I'm not "eager to abolish" "uniqueness".  There never was
any guarantee that codes would never change. Both RFCs
1766 and 3066 specifically mention changes as a fact of
life.

> > Never
> > mind the shortcomings of that particular example; consider
> > "de-DE" -- does that mean Germany as it exists today, West
> > Germany as it existed 25 years ago, Germany as it existed
> > in the 1930s, the 1900s, ...?
> 
> For the 98% case, it does not matter at all.
> 
> But it does matter if, one day, "DE" becomes Denmark.

In either case, to understand precisely what geographical
area is referred to requires knowing the date to more or
less degree of accuracy.

> > As far as I can tell, the draft pretends that the meaning
> > of "CS" hasn't changed, and would in fact change the meaning
> > of the currently valid RFC 3066 language tag "sr-CS".
> 
> No, it restores the previous meaning of sr-CS.

But what of the current meaning under the current
standard (RFC 3066 + ISO 639 + ISO 3166)?  Surely
the draft would change the meaning of that valid
RFC 3066 language-tag.

> > It is very different; under the proposed draft, there is only
> > an English definition, somebody wishing to provide a French
> > definition finds that he has none and must resort to an
> > unofficial translation.
> 
> Why is the situation for French different from someobody wishing to 
> provide a Lower Slobbobian definition?

French is an official language used by the ISO in its
publications.  "Lower Slobbobian" is probably about as
meaningful as "BLURDYBOOP".

> > SO where are the French definitions?
> 
> Ask a person who is bilingual in English and French to provide one.

That would lack definitiveness which characterizes the
ISO lists.

> > Well, sure. But the name is an important thing by itself.
> > It is rather pointless to ask a user to indicate the
> > language of a piece of text by selecting from a list "AB, ACE,
> > ACH,..., ZHA, ZUL, ZUN" -- the user doesn't normally refer to
> > languages by codes. It's quite a different matter to ask the
> > user to select from "Abkhaze, Aceh, Acoli,..., Zhuang (Chuang),
> > Zoulou, Zuni".
> 
> Abkhaze, Aceh, Acoli,..., Zhuang (Chuang), Zoulou, and Zuni are not 
> language tags.  So what's your point?

They are the human-readable names corresponding to codes.
For interoperability, it is insufficient to label any and
all languages as "ZZ" with no definition of what "ZZ"
means. Moreover, it is necessary for two (or more) communicating 
parties to *agree* on the meaning of "ZZ"; that is done
by assigning the code "ZZ" to an agreed-upon name.  The
code "ZZ" is nothing more than shorthand for that agreed-upon
name.  If one produces some text in the BCP 18 sense of "text"
(spoken, written, signed, etc.), it is useful to indicate
the language of that text; languages are known to humans by
names of languages -- the codes are, as noted, merely
shorthand for those names.  Likewise, somebody presented
with some text may desire or need to know the language of
that text; informing that person that the language has code
"QZ" is unlikely to mean anything to most people -- only
the name corresponding to the shorthand code is likely to
be meaningful to persons other than those involved in
standardizing the codes.

> >> Note that the RFC 3066 specifies a registry that does not include French
> >> language names. I suggest that this issue should be dropped.
> > Yes, the current IANA registry has that problem for
> > the non-ISO-based tags only. If the registry is to be
> > changed to subsume ISO codes as well, that defect should
> > be remedied.
> 
> Why is it a problem?  Why is it a defect?

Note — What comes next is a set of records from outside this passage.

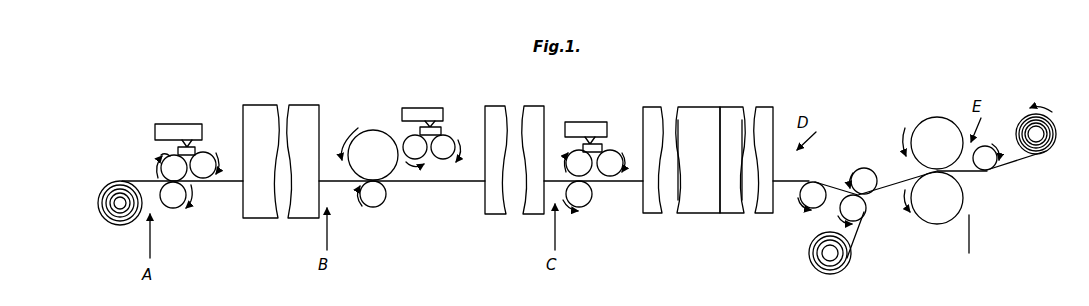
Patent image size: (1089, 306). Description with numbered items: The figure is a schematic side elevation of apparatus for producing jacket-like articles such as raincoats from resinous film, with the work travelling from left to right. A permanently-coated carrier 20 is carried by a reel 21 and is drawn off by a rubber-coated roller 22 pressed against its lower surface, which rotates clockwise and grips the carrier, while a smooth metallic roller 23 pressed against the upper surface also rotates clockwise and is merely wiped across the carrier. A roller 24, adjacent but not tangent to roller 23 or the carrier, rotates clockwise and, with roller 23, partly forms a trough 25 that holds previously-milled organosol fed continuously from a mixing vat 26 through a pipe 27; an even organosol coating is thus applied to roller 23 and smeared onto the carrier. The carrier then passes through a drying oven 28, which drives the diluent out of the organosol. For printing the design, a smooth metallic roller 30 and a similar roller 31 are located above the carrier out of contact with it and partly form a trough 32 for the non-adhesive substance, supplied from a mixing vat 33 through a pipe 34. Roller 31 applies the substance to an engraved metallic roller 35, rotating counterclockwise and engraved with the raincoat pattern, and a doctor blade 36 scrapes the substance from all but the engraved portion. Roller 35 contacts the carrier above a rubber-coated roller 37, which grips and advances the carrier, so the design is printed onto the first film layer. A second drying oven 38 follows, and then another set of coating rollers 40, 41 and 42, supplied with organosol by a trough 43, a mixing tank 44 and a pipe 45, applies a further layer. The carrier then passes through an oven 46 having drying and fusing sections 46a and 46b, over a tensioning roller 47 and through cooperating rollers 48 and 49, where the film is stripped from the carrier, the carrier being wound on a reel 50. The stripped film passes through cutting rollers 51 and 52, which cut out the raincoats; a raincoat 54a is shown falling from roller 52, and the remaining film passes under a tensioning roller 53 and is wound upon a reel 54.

The permanently-coated carrier 20 is at (140, 180).
The reel 21 is at (108, 222).
The rubber-coated roller 22 is at (172, 208).
The roller 23 is at (160, 178).
The roller 24 is at (236, 147).
The trough 25 is at (168, 156).
The mixing vat 26 is at (177, 124).
The pipe 27 is at (196, 146).
The drying oven 28 is at (274, 94).
The smooth metallic roller 30 is at (448, 145).
The roller 31 is at (418, 162).
The trough 32 is at (445, 130).
The mixing vat 33 is at (426, 108).
The pipe 34 is at (404, 128).
The engraved metallic roller 35 is at (360, 128).
The doctor blade 36 is at (382, 127).
The rubber-coated roller 37 is at (370, 207).
The drying oven 38 is at (493, 112).
The coating roller 40 is at (587, 202).
The coating roller 41 is at (570, 158).
The coating roller 42 is at (612, 158).
The trough 43 is at (611, 144).
The mixing tank 44 is at (594, 128).
The pipe 45 is at (586, 139).
The oven 46 is at (718, 105).
The drying section 46a is at (685, 116).
The fusing section 46b is at (733, 116).
The tensioning roller 47 is at (818, 173).
The cooperating roller 48 is at (886, 157).
The cooperating roller 49 is at (860, 213).
The reel 50 is at (812, 260).
The cutting roller 51 is at (940, 104).
The cutting roller 52 is at (932, 216).
The tensioning roller 53 is at (985, 170).
The reel 54 is at (1046, 152).
The raincoat 54a is at (988, 234).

Because it unnecessarily reduces by 50% the information
content currently available.

> > On the contrary, it is preposterous to suggest that codes
> > will be attached to text by magic
> 
> Here is where you are misled.  Many of these tags are embedded within the 
> text itself.  That text may long outlive its author in an archive.

Which is precisely why the code by itself is meaningless
without the associated language name.  If I write "blurfl
(lang=QZ)" in a hypothetical diary, that will be
incomprehensible unless the meaning of "QZ" is known.

You have not explained how the code came to be "embedded
within the text itself" -- surely the author didn't say
(or write, or sign) "this text is in language QZ"; most
likely the language was indicated by name, or by some proxy
representing the name (such as a locale).